Six people were gunned down in the southern section of Monterrey, the capital of the northern Mexican state of Nuevo Leon, police said.

The killing started on Monday in the San Angel neighborhood, where gunmen opened fire with AK-47 assault rifles on a man.

The gunmen went to a taxi stand in the Estanzuela area a few minutes later and murdered a woman and four cabbies.

The shooting occurred near where gunmen killed four taxi drivers last Thursday.

The gunmen belonged to the Los Zetas drug cartel, which has been targeting people who have links to the rival Gulf cartel, the police spokesman told Efe on condition of anonymity.

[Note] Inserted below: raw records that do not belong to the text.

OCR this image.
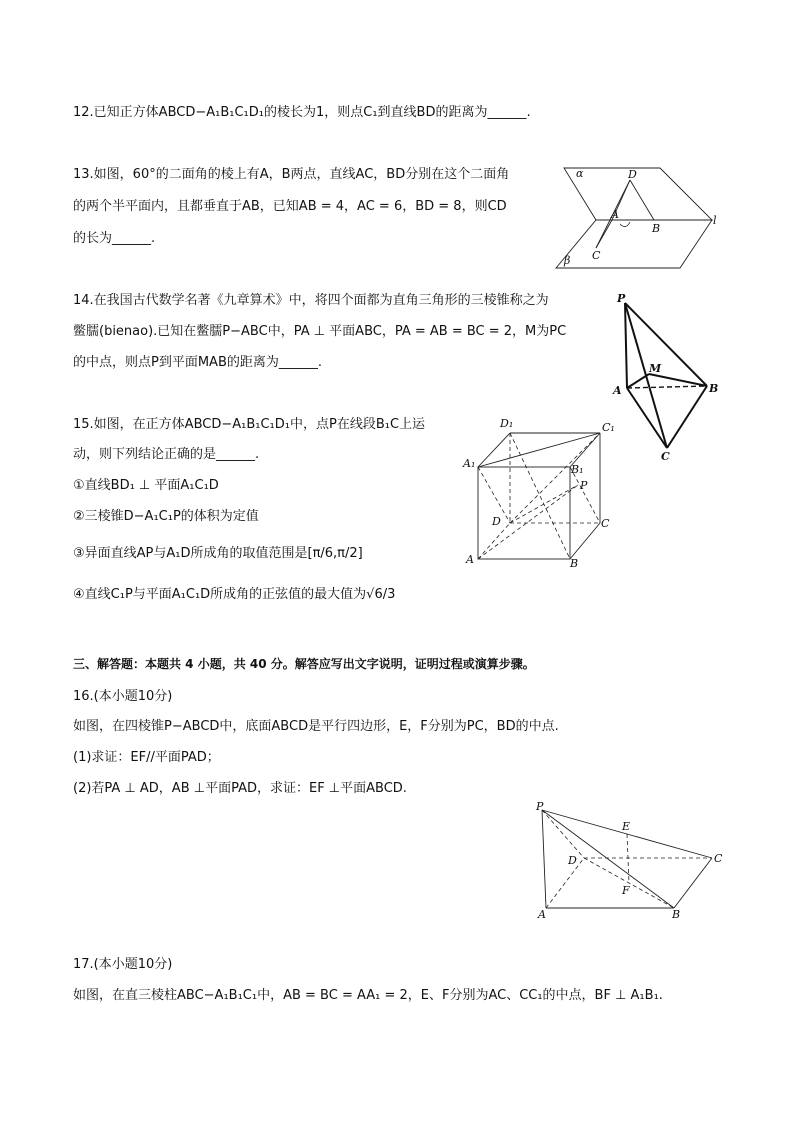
12.已知正方体ABCD−A₁B₁C₁D₁的棱长为1，则点C₁到直线BD的距离为______.
13.如图，60°的二面角的棱上有A，B两点，直线AC，BD分别在这个二面角
的两个半平面内，且都垂直于AB，已知AB = 4，AC = 6，BD = 8，则CD
的长为______.
α	D
l
A
B
C
β
14.在我国古代数学名著《九章算术》中，将四个面都为直角三角形的三棱锥称之为
鳖臑(bienao).已知在鳖臑P−ABC中，PA ⊥ 平面ABC，PA = AB = BC = 2，M为PC
的中点，则点P到平面MAB的距离为______.
P
M
A	B
C
15.如图，在正方体ABCD−A₁B₁C₁D₁中，点P在线段B₁C上运
动，则下列结论正确的是______.
①直线BD₁ ⊥ 平面A₁C₁D
②三棱锥D−A₁C₁P的体积为定值
③异面直线AP与A₁D所成角的取值范围是[π/6,π/2]
④直线C₁P与平面A₁C₁D所成角的正弦值的最大值为√6/3
D₁	C₁
A₁	B₁
P
D	C
A	B
三、解答题：本题共 4 小题，共 40 分。解答应写出文字说明，证明过程或演算步骤。
16.(本小题10分)
如图，在四棱锥P−ABCD中，底面ABCD是平行四边形，E，F分别为PC，BD的中点.
(1)求证：EF//平面PAD；
(2)若PA ⊥ AD，AB ⊥平面PAD，求证：EF ⊥平面ABCD.
P
E
C
D
F
A	B
17.(本小题10分)
如图，在直三棱柱ABC−A₁B₁C₁中，AB = BC = AA₁ = 2，E、F分别为AC、CC₁的中点，BF ⊥ A₁B₁.
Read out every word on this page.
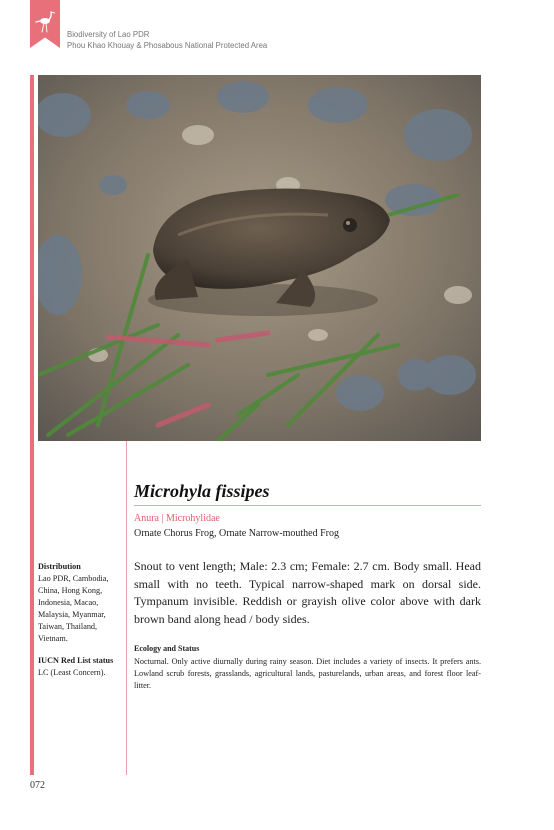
Biodiversity of Lao PDR
Phou Khao Khouay & Phosabous National Protected Area
Microhyla fissipes
Anura | Microhylidae
Ornate Chorus Frog, Ornate Narrow-mouthed Frog
Snout to vent length; Male: 2.3 cm; Female: 2.7 cm. Body small. Head small with no teeth. Typical narrow-shaped mark on dorsal side. Tympanum invisible. Reddish or grayish olive color above with dark brown band along head / body sides.
Ecology and Status
Nocturnal. Only active diurnally during rainy season. Diet includes a variety of insects. It prefers ants. Lowland scrub forests, grasslands, agricultural lands, pasturelands, urban areas, and forest floor leaf-litter.
Distribution
Lao PDR, Cambodia, China, Hong Kong, Indonesia, Macao, Malaysia, Myanmar, Taiwan, Thailand, Vietnam.
IUCN Red List status
LC (Least Concern).
072
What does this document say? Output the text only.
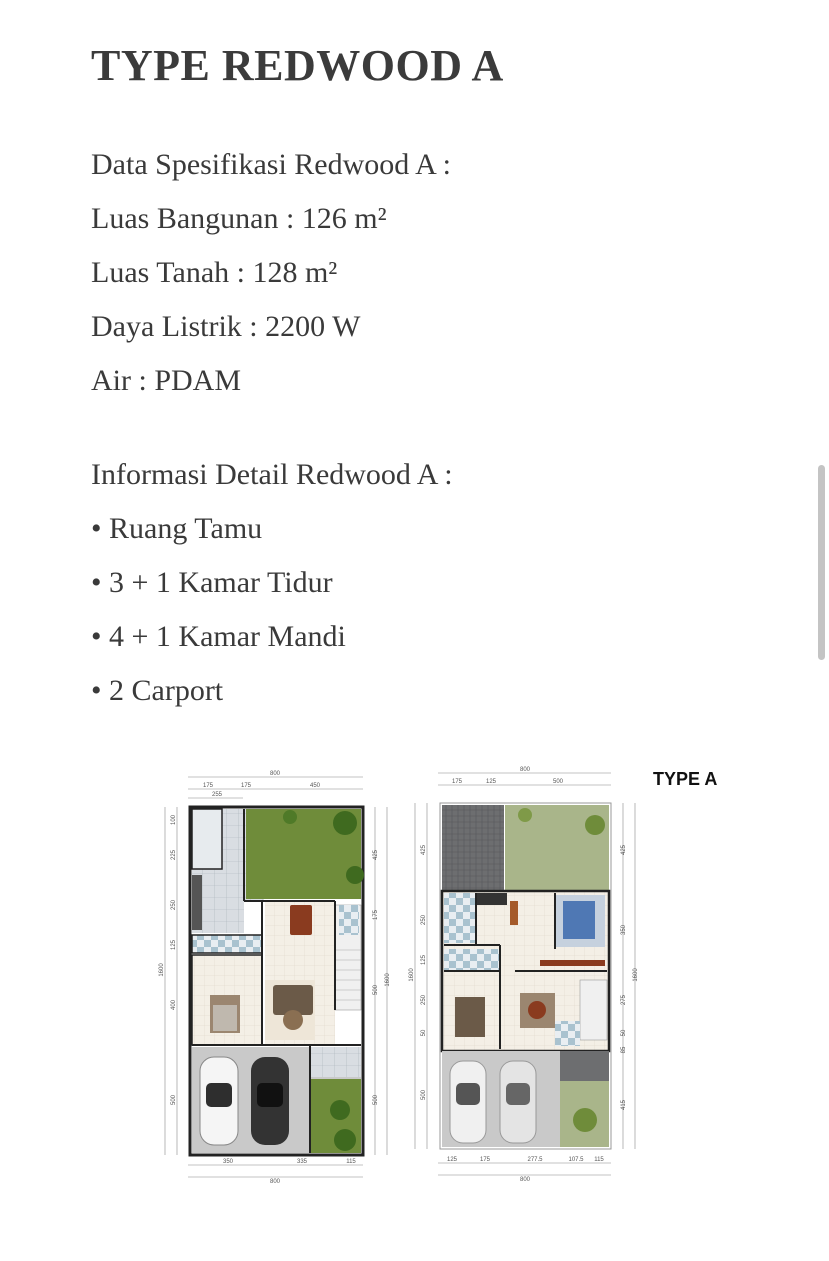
TYPE REDWOOD A
Data Spesifikasi Redwood A :
Luas Bangunan : 126 m²
Luas Tanah : 128 m²
Daya Listrik : 2200 W
Air : PDAM
Informasi Detail Redwood A :
• Ruang Tamu
• 3 + 1 Kamar Tidur
• 4 + 1 Kamar Mandi
• 2 Carport
TYPE A
800
175	175	450
255
350	335	115
800
100
225
250
125
400
500
1600
425
175
500
500
1600
800
175	125	500
125	175	277.5	107.5 115
800
425
250
125
250
50
500
1600
425
350
275
50
85
415
1600
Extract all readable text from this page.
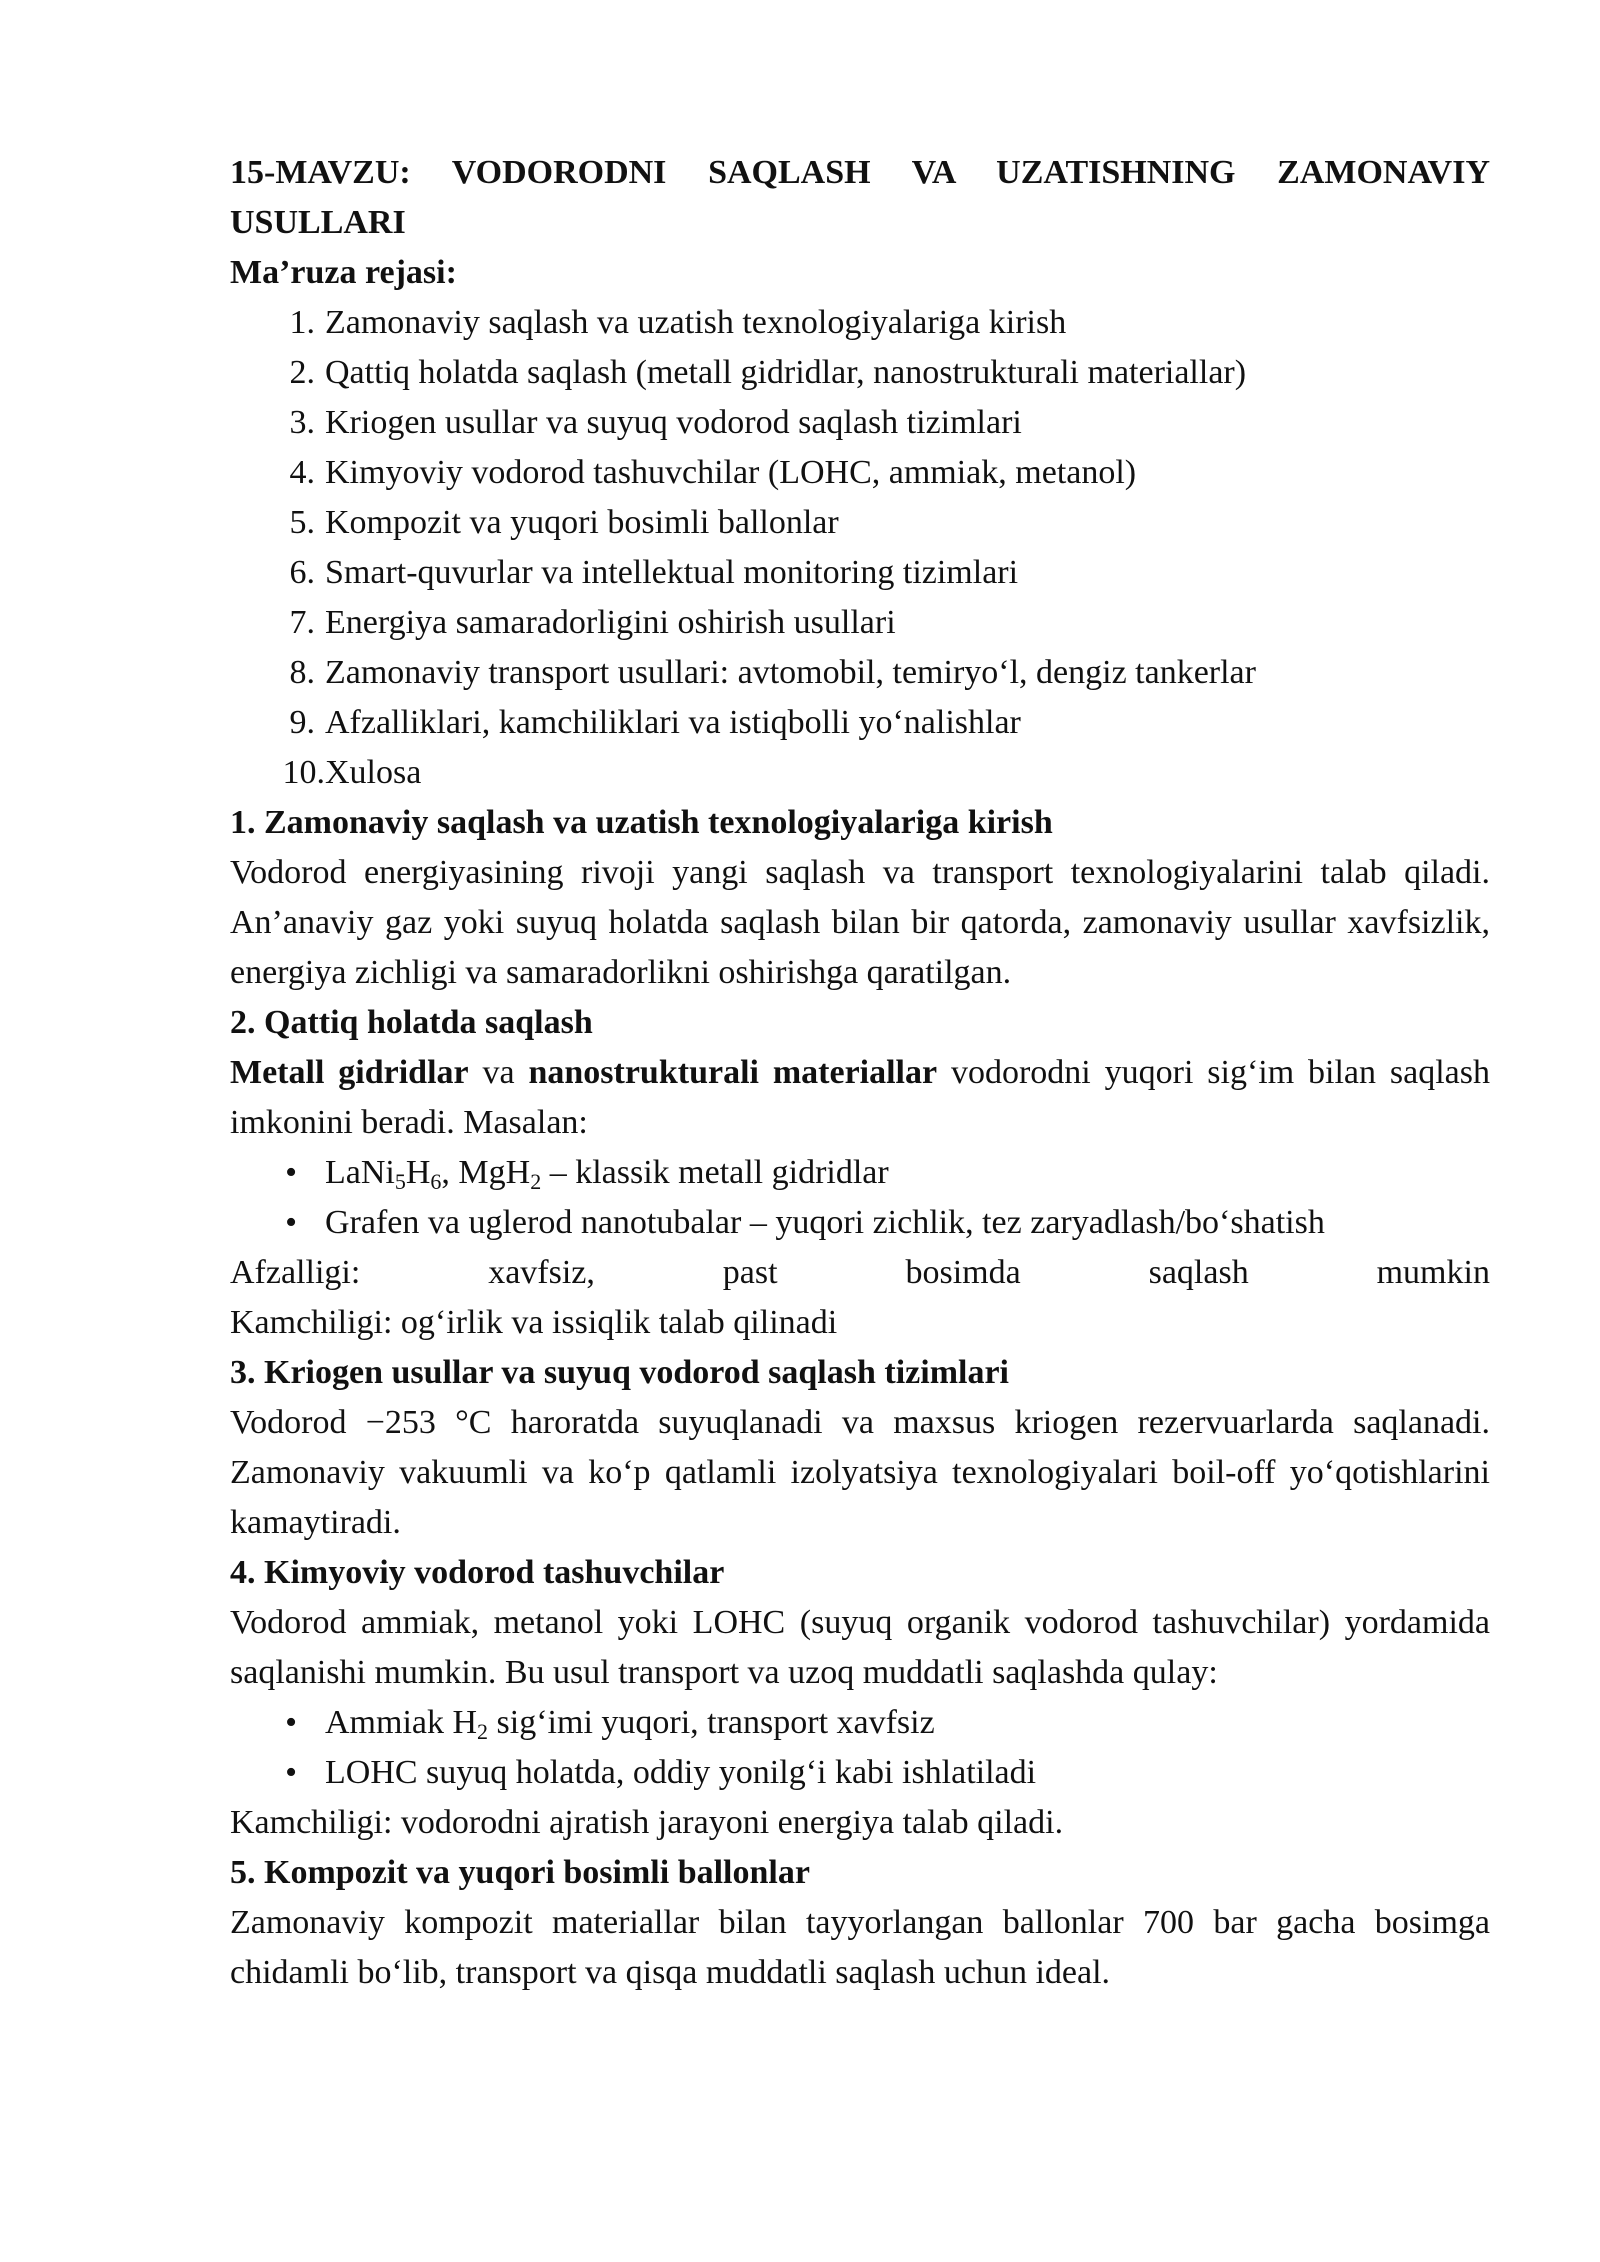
15-MAVZU: VODORODNI SAQLASH VA UZATISHNING ZAMONAVIY USULLARI
Ma’ruza rejasi:
1. Zamonaviy saqlash va uzatish texnologiyalariga kirish
2. Qattiq holatda saqlash (metall gidridlar, nanostrukturali materiallar)
3. Kriogen usullar va suyuq vodorod saqlash tizimlari
4. Kimyoviy vodorod tashuvchilar (LOHC, ammiak, metanol)
5. Kompozit va yuqori bosimli ballonlar
6. Smart-quvurlar va intellektual monitoring tizimlari
7. Energiya samaradorligini oshirish usullari
8. Zamonaviy transport usullari: avtomobil, temiryo‘l, dengiz tankerlar
9. Afzalliklari, kamchiliklari va istiqbolli yo‘nalishlar
10. Xulosa
1. Zamonaviy saqlash va uzatish texnologiyalariga kirish

Vodorod energiyasining rivoji yangi saqlash va transport texnologiyalarini talab qiladi. An’anaviy gaz yoki suyuq holatda saqlash bilan bir qatorda, zamonaviy usullar xavfsizlik, energiya zichligi va samaradorlikni oshirishga qaratilgan.

2. Qattiq holatda saqlash

Metall gidridlar va nanostrukturali materiallar vodorodni yuqori sig‘im bilan saqlash imkonini beradi. Masalan:

• $LaNi_5H_6$, MgH$_2$ – klassik metall gidridlar
• Grafen va uglerod nanotubalar – yuqori zichlik, tez zaryadlash/bo‘shatish
Afzalligi:	xavfsiz,	past	bosimda	saqlash	mumkin
Kamchiligi: og‘irlik va issiqlik talab qilinadi
3. Kriogen usullar va suyuq vodorod saqlash tizimlari

Vodorod −253 °C haroratda suyuqlanadi va maxsus kriogen rezervuarlarda saqlanadi. Zamonaviy vakuumli va ko‘p qatlamli izolyatsiya texnologiyalari boil-off yo‘qotishlarini kamaytiradi.

4. Kimyoviy vodorod tashuvchilar

Vodorod ammiak, metanol yoki LOHC (suyuq organik vodorod tashuvchilar) yordamida saqlanishi mumkin. Bu usul transport va uzoq muddatli saqlashda qulay:

• Ammiak $H_2$ sig‘imi yuqori, transport xavfsiz
• LOHC suyuq holatda, oddiy yonilg‘i kabi ishlatiladi
Kamchiligi: vodorodni ajratish jarayoni energiya talab qiladi.
5. Kompozit va yuqori bosimli ballonlar

Zamonaviy kompozit materiallar bilan tayyorlangan ballonlar 700 bar gacha bosimga chidamli bo‘lib, transport va qisqa muddatli saqlash uchun ideal.
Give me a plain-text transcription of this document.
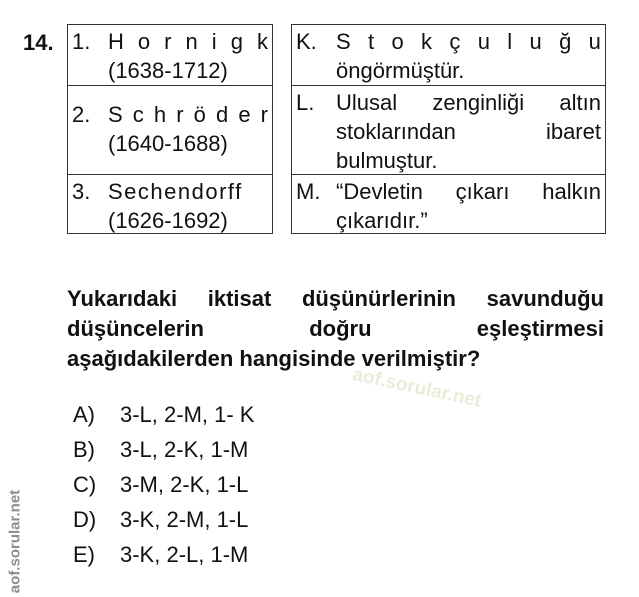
14. 1. H o r n i g k
(1638-1712)
2. S c h r ö d e r
(1640-1688)
3. Sechendorff
(1626-1692)
K. S t o k ç u l u ğ u
öngörmüştür.
L. Ulusal zenginliği altın
stoklarından	ibaret
bulmuştur.
M. “Devletin çıkarı halkın
çıkarıdır.”
Yukarıdaki iktisat düşünürlerinin savunduğu
düşüncelerin	doğru	eşleştirmesi
aşağıdakilerden hangisinde verilmiştir?
aof.sorular.net
A)	3-L, 2-M, 1- K
B)	3-L, 2-K, 1-M
C)	3-M, 2-K, 1-L
D)	3-K, 2-M, 1-L
E)	3-K, 2-L, 1-M
aof.sorular.net
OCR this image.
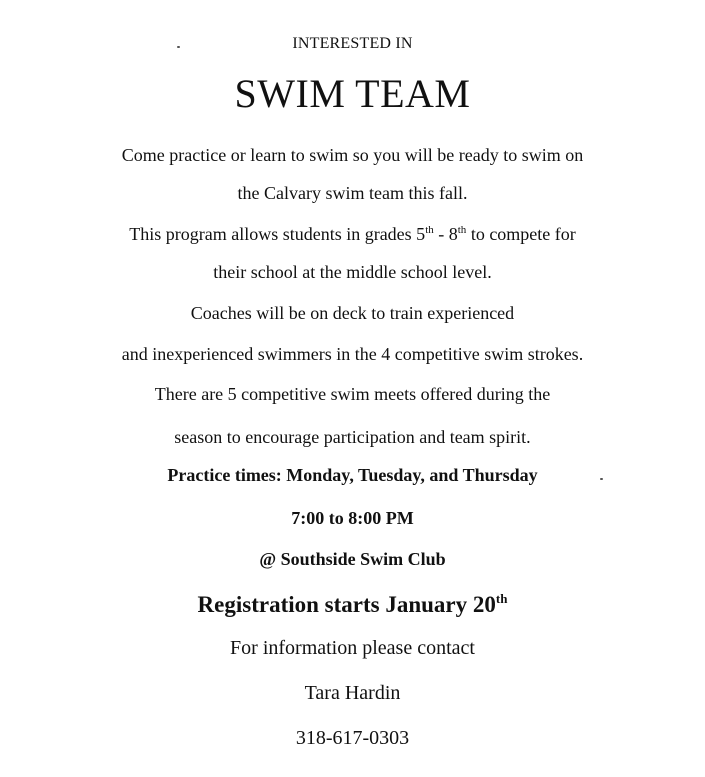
INTERESTED IN
SWIM TEAM
Come practice or learn to swim so you will be ready to swim on
the Calvary swim team this fall.
This program allows students in grades 5th - 8th to compete for
their school at the middle school level.
Coaches will be on deck to train experienced
and inexperienced swimmers in the 4 competitive swim strokes.
There are 5 competitive swim meets offered during the
season to encourage participation and team spirit.
Practice times: Monday, Tuesday, and Thursday
7:00 to 8:00 PM
@ Southside Swim Club
Registration starts January 20th
For information please contact
Tara Hardin
318-617-0303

Gunmen traveling around Monterrey in SUVs have committed multiple murders almost every day in the past week, killing more than two dozen people.

Nuevo Leon and neighboring Tamaulipas state have been rocked by a wave of violence unleashed by drug traffickers battling for control of smuggling routes into the United States.

More than 1,100 people, including about 80 police officers, have died in the violence in Nuevo Leon in the past year.

The violence intensified in the two border states after the appearance in Monterrey in early 2010 of giant banners heralding an alliance of the Gulf, Sinaloa and La Familia drug cartels against Los Zetas.

Heriberto Lazcano Lazcano, known as "El Lazca," deserted from the Mexican army in 1999 and formed Los Zetas with three other soldiers, all members of an elite special operations unit, becoming the armed wing of the Gulf drug cartel.

After several years on the payroll of the Gulf cartel, Los Zetas, considered Mexico's most violent criminal organization, went into the drug business on their own account and now control several lucrative territories.

A total of 15,270 people died in drug-related violence in Mexico last year, and nearly 40,000 people have died since President Felipe Calderon declared war on the country's cartels shortly after taking office in December 2006.

Calderon has deployed tens of thousands of soldiers and Federal Police officers across the country to combat drug cartels and other criminal organizations.

The anti-drug operation, however, has failed to put a dent in the violence due, according to experts, to drug cartels' ability to buy off the police and even high-ranking officials.